Henderson County inmates graduate with construction certification
LEXINGTON, Tenn. — A new opportunity is available for inmates at a local jail.
Inmates at the Henderson County Jail are now able to graduate with a certification in construction and, hopefully, get out into the workforce.
“When they graduate this course and finish their sentences, this is going to allow them to hopefully gain immediate employment,” Henderson County Sheriff Brian Duke said.
On Friday, 11 inmates graduated from carpentry classes, held in partnership with several organizations including the Tennessee College of Applied Technology and the Tennessee Builders Education Foundation.
“The focus of this program happened to be on carpentry, so they’re going to be able to work as framers. They’ll be able to work installing wood components in a house and actually building a house, said Don Glays, president of Tennessee Builders Education Foundation.

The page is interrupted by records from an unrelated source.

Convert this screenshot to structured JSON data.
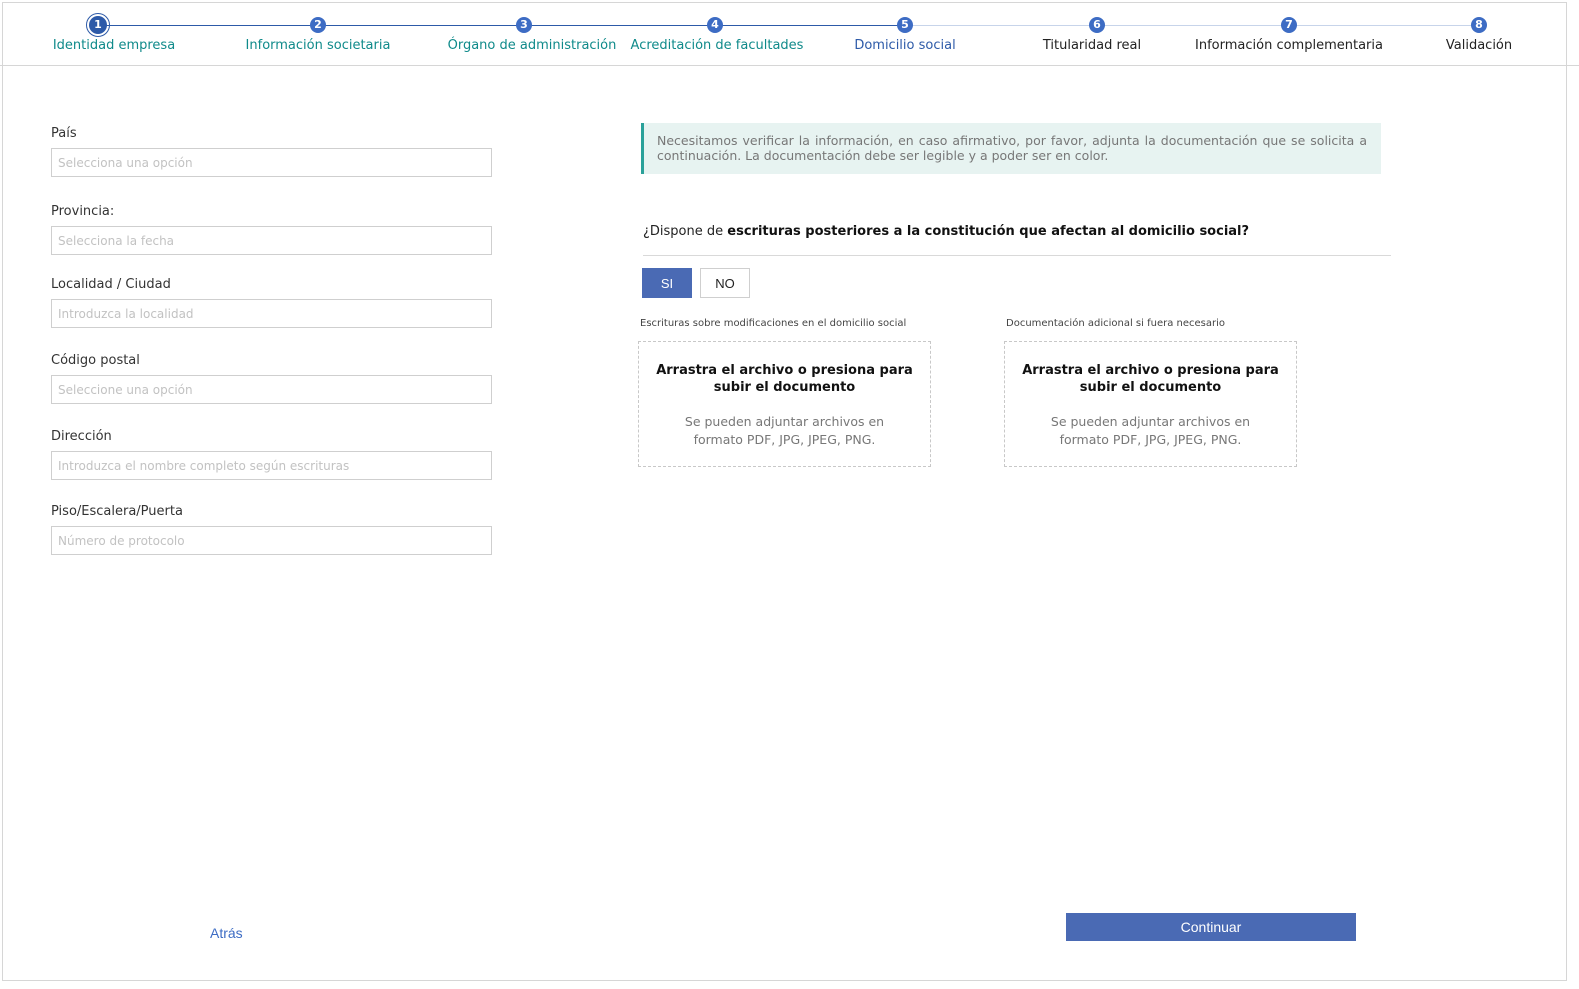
{
  "stepper": {
    "steps": [
      {
        "number": "1",
        "label": "Identidad empresa",
        "state": "current-start"
      },
      {
        "number": "2",
        "label": "Información societaria",
        "state": "done"
      },
      {
        "number": "3",
        "label": "Órgano de administración",
        "state": "done"
      },
      {
        "number": "4",
        "label": "Acreditación de facultades",
        "state": "done"
      },
      {
        "number": "5",
        "label": "Domicilio social",
        "state": "current"
      },
      {
        "number": "6",
        "label": "Titularidad real",
        "state": "todo"
      },
      {
        "number": "7",
        "label": "Información complementaria",
        "state": "todo"
      },
      {
        "number": "8",
        "label": "Validación",
        "state": "todo"
      }
    ]
  },
  "form": {
    "pais": {
      "label": "País",
      "placeholder": "Selecciona una opción"
    },
    "provincia": {
      "label": "Provincia:",
      "placeholder": "Selecciona la fecha"
    },
    "localidad": {
      "label": "Localidad / Ciudad",
      "placeholder": "Introduzca la localidad"
    },
    "codigo_postal": {
      "label": "Código postal",
      "placeholder": "Seleccione una opción"
    },
    "direccion": {
      "label": "Dirección",
      "placeholder": "Introduzca el nombre completo según escrituras"
    },
    "piso": {
      "label": "Piso/Escalera/Puerta",
      "placeholder": "Número de protocolo"
    }
  },
  "info": {
    "text": "Necesitamos verificar la información, en caso afirmativo, por favor, adjunta la documentación que se solicita a continuación. La documentación debe ser legible y a poder ser en color."
  },
  "question": {
    "prefix": "¿Dispone de ",
    "bold": "escrituras posteriores a la constitución que afectan al domicilio social?"
  },
  "toggle": {
    "yes": "SI",
    "no": "NO",
    "selected": "yes"
  },
  "uploads": [
    {
      "caption": "Escrituras  sobre modificaciones  en el domicilio  social",
      "title": "Arrastra el archivo o presiona para subir el documento",
      "hint": "Se pueden adjuntar archivos en formato PDF, JPG, JPEG, PNG."
    },
    {
      "caption": "Documentación  adicional  si fuera necesario",
      "title": "Arrastra el archivo o presiona para subir el documento",
      "hint": "Se pueden adjuntar archivos en formato PDF, JPG, JPEG, PNG."
    }
  ],
  "footer": {
    "back": "Atrás",
    "continue": "Continuar"
  },
  "colors": {
    "primary": "#4a6ab4",
    "teal": "#0f8a8a",
    "info_bg": "#e7f3f1"
  }
}
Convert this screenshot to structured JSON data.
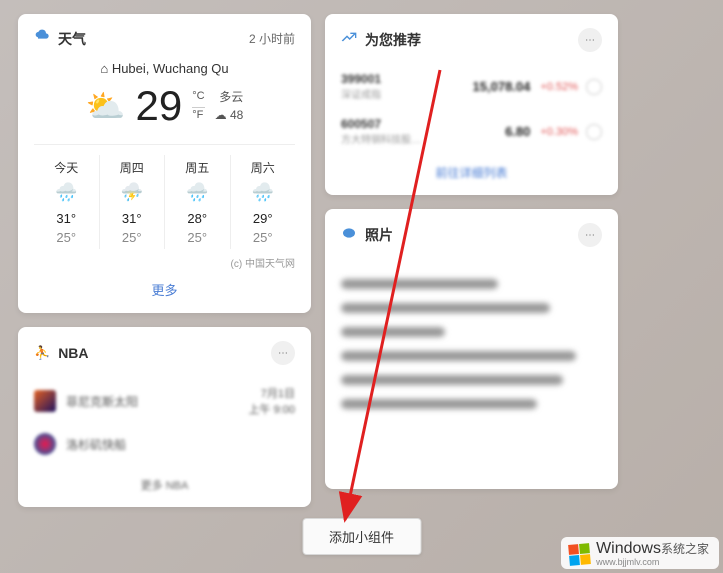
{
  "weather": {
    "title": "天气",
    "time_label": "2 小时前",
    "location_icon": "⌂",
    "location": "Hubei, Wuchang Qu",
    "current_temp": "29",
    "unit_c": "°C",
    "unit_f": "°F",
    "condition": "多云",
    "aqi_label": "☁ 48",
    "forecast": [
      {
        "day": "今天",
        "icon": "🌧️",
        "hi": "31°",
        "lo": "25°"
      },
      {
        "day": "周四",
        "icon": "⛈️",
        "hi": "31°",
        "lo": "25°"
      },
      {
        "day": "周五",
        "icon": "🌧️",
        "hi": "28°",
        "lo": "25°"
      },
      {
        "day": "周六",
        "icon": "🌧️",
        "hi": "29°",
        "lo": "25°"
      }
    ],
    "attribution": "(c) 中国天气网",
    "more_label": "更多"
  },
  "nba": {
    "title": "NBA",
    "games": [
      {
        "team": "菲尼克斯太阳",
        "date": "7月1日",
        "time": "上午 9:00"
      },
      {
        "team": "洛杉矶快船",
        "date": "",
        "time": ""
      }
    ],
    "more_label": "更多 NBA"
  },
  "stocks": {
    "title": "为您推荐",
    "rows": [
      {
        "code": "399001",
        "name": "深证成指",
        "price": "15,078.04",
        "change": "+0.52%"
      },
      {
        "code": "600507",
        "name": "方大特钢科技股…",
        "price": "6.80",
        "change": "+0.30%"
      }
    ],
    "more_label": "前往详细列表"
  },
  "photos": {
    "title": "照片"
  },
  "add_widget_label": "添加小组件",
  "watermark": {
    "main": "Windows",
    "sub1": "系统之家",
    "sub2": "www.bjjmlv.com"
  }
}
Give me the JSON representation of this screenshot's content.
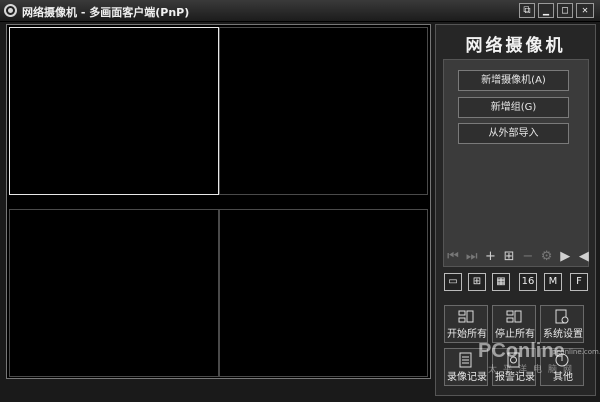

The inmates practiced on buildings at convenience centers in the county. Once they’re released, they’ll be able to move on to work on homes.
“We started this program because several builders in Henderson County told us they could start 50 houses tomorrow if they had skilled labor. The problem has been, the roadblock they’ve been facing, is that they haven’t been able to have people who can perform the skills required,” Glays.
The program has already proven successful, with graduates already in the workforce after their release.
“They’re taking this opportunity better themselves and further their education,” Sheriff Duke said.
Another class is already in session. Sheriff Duke said this is the first course in the Tennessee Builders Education Foundation has started in a county jail.